Can you share your brms model syntax/specification? That might make it easier to see how the priors relate to model parameters.

specifying sigma_global_sd doesn’t make sense to me here. it will just follow its prior anyway so I would use a default prior in this case. I think you are making it unnecessarily complicated by estimating this hyperparameter.

you didn’t provide your brm() model specification so I am unsure how that looked but for the gene part right now. I recommend adding (1 | gene) which will add the desired hyperparamter automatically so you don’t need to fiddle with stanvars at all.

Thanks! For sigma_global_sd, I will just remove it and use default prior.

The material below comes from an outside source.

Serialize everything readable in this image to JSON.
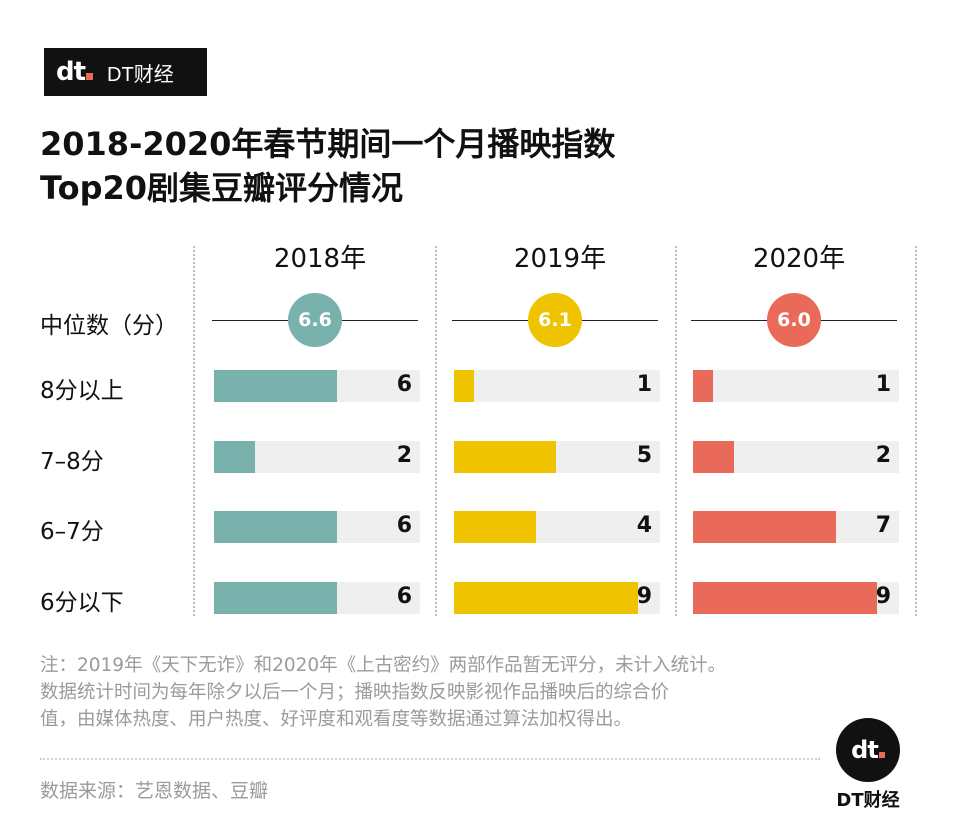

Here is how I specify the model:

      fit.m <- brm(    
        bf(sp.count ~ 0 + Intercept + sc.prop + (1 | gene) + offset(log(cs))),           
        data = data2fit.all, 
        prior = bpriors, stanvars = stanvars,                                      # this line passes the prior & modified parameter blocks into brm()
        control = list(adapt_delta = 0.99, max_treedepth = 15),
        save_pars = save_pars(all = TRUE),                                                   
        family = zero_inflated_negbinomial(),
        iter = 2000, chains = 4, cores = 4

bpriors and stanvars are provided at the beginning of my question. I think it is nothing but what you suggested, together with the manually specified priors. For the sake of simplicity, I will probably remove sigma_global_sd and sigma_gene_sd and use the default priors. Right now I am just trying to understand what difference would the hierarchical prior provide and how to interpret the additional parameters.

I think the purpose of specifying those hierarchical priors explicitly is because I want the priors for both alpha and alpha_i to be normal distribution with mean 0 and unknown variance. In the default setting, the prior for alpha is flat and the prior for alpha_i is student_t(3, 0, 2.5). I have seen people simply using normal(0,10) as priors for intercept and random effect but I kind of don’t want to specify a fixed standard deviation (10 here). I think this is the main reason why I specify these hierarchical priors instead of using default priors.